As long as the Golden State Warriors keep winning without him, there'll be room for debate about Kevin Durant's value.
But in the wake of Draymond Green's top-down, front-to-back, mind-body-and-soul takeover during the Dubs' 110-99 Game 3 win over the Portland Trail Blazers on Saturday, there is no disputing his irreplaceability.
"It was one of the best games I've ever seen Draymond play," Steve Kerr said during his postgame press conference
Green finished Saturday's contest with 20 points, 13 rebounds, 12 assists and four steals in 38 electrifying minutes. It was his seventh career playoff triple-double and third in this postseason alone. Though it's very often the case that Green's numbers don't tell the story of his impact, that was especially true in Game 3.
Yes, even with numbers as eye-popping as those.
Several of his most meaningful plays didn't culminate in him scoring. He triggered the end-to-end sequence that gave the Warriors their first lead of the night, starting with a tough contest on a Damian Lillard drive and then making a full-court sprint that produced a Kevon Looney layup.
The end-to-end stretch finished an 18-6 run that gave the Warriors the lead after they trailed by as many as 18 points in the first half.
When Jordan Bell missed a breakaway dunk that could have sent him spiraling, Green was in his ear, preventing the nosedive with some positivity.
Though saying so might rob Bell of a bit too much agency, it's hard to divorce Green's pep talk from the way Bell bounced back from his blunder. The second-year big man remained in the game after his botched slam and converted his next dunk attempt (using two hands to remove any doubt) and turned in a clutch block to preserve the Warriors' 82-79 lead at the third-quarter buzzer.
Green wasn't just pushing the pace. He was pushing his teammates, goading them on with his words and his play. If his upbeat chatter wasn't enough, it seemed as though he decided to play so hard that anyone performing at a lower level of intensity would look lazy by comparison.
He chose the right night, as this was the type of game the Warriors could have been excused for letting slip away. They were up 2-0 and, perhaps rightfully so, didn't have reason to feel threatened by a Blazers team that was showing fatigue even before Green ran them into the ground. Had Golden State lost on Saturday, it still could have secured a Game 4 win and gone home to ice the series.
But now the Blazers are on the cliff's edge because Green shoved them onto that precipice.
Sure, Stephen Curry seized control in the fourth quarter, flinging daggers en route to 36 points on 11-of-26 shooting. But without Green practically forcing the rest of the Warriors to keep hold of a rope that was rapidly slipping from their grasp early on, it's hard to know if Curry's late surge would have mattered—or if he'd have even been on the floor if this game had continued down the path it was on when Portland held that 18-point lead in the second quarter.

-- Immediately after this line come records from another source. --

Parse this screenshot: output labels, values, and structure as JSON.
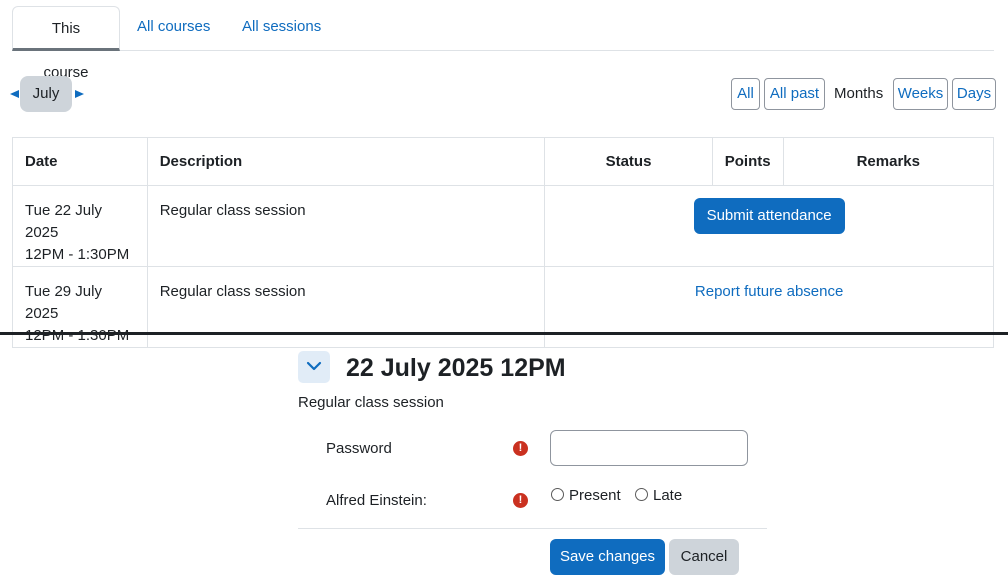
{
  "tabs": [
    "This course",
    "All courses",
    "All sessions"
  ],
  "month_nav": {
    "label": "July"
  },
  "views": {
    "all": "All",
    "all_past": "All past",
    "months": "Months",
    "weeks": "Weeks",
    "days": "Days"
  },
  "table": {
    "headers": [
      "Date",
      "Description",
      "Status",
      "Points",
      "Remarks"
    ],
    "rows": [
      {
        "date": "Tue 22 July 2025",
        "time": "12PM - 1:30PM",
        "description": "Regular class session",
        "action": "Submit attendance"
      },
      {
        "date": "Tue 29 July 2025",
        "time": "12PM - 1:30PM",
        "description": "Regular class session",
        "action": "Report future absence"
      }
    ]
  },
  "form": {
    "title": "22 July 2025 12PM",
    "description": "Regular class session",
    "password_label": "Password",
    "password_value": "",
    "student_label": "Alfred Einstein:",
    "options": [
      "Present",
      "Late"
    ],
    "required_icon": "!",
    "save_label": "Save changes",
    "cancel_label": "Cancel"
  },
  "colors": {
    "accent": "#0f6cbf",
    "required": "#ca3120",
    "secondary": "#ced4da"
  },
  "icons": {
    "collapse": "chevron-down-icon",
    "prev": "prev-arrow-icon",
    "next": "next-arrow-icon",
    "required": "required-icon"
  }
}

Maybe that feels like a stretch, crediting Green for Curry's closing blitz, but his was one of those infectious efforts that touched every corner of the game. Green's relentless pace-pushing kept the Warriors within striking distance during that otherwise lackluster first half, and when he slammed the pedal down even harder after the break, it broke the Blazers.
It also earned Green plenty of plaudits, like this:
A cursory look through coverage of this dynasty will yield a dozen instances of some Warriors figure—Kerr, Curry, you name it—calling Green the team's heart and soul. But that sells him short in the anatomy department. He's the guts and brains, too. The player who intuits what his team needs and figures out how to deliver it.
"When we have Steph, Klay [Thompson], KD, DeMarcus [Cousins], I don't need to play like that," Green said in his postgame presser on NBA TV. "I take it upon myself to be the guy to give that up."
Unless you count his 12 dimes, Green gave nothing up on Saturday. Instead, he took the series.
So with the Warriors having effectively ended this thing (unless a wiped-out Blazers team becomes the first to ever erase a 3-0 deficit in a seven-game engagement), we can look ahead and ask the usual questions.
When will Kevin Durant be back, and in what form?
Will KD's re-integration into a team that has rediscovered some three-year-old magic without him prove difficult?
How can Golden State stop Giannis Antetokounmpo or Kawhi Leonard (but, come on, it'll be Giannis)?
Those answers will be difficult to come by, and there's only so much Green can do to grease the skids for Durant's return. But maybe the more important thing to consider in all this is that Green, the guy whose public spat with Durant in November nearly pulled the team apart, is the one currently holding everything together.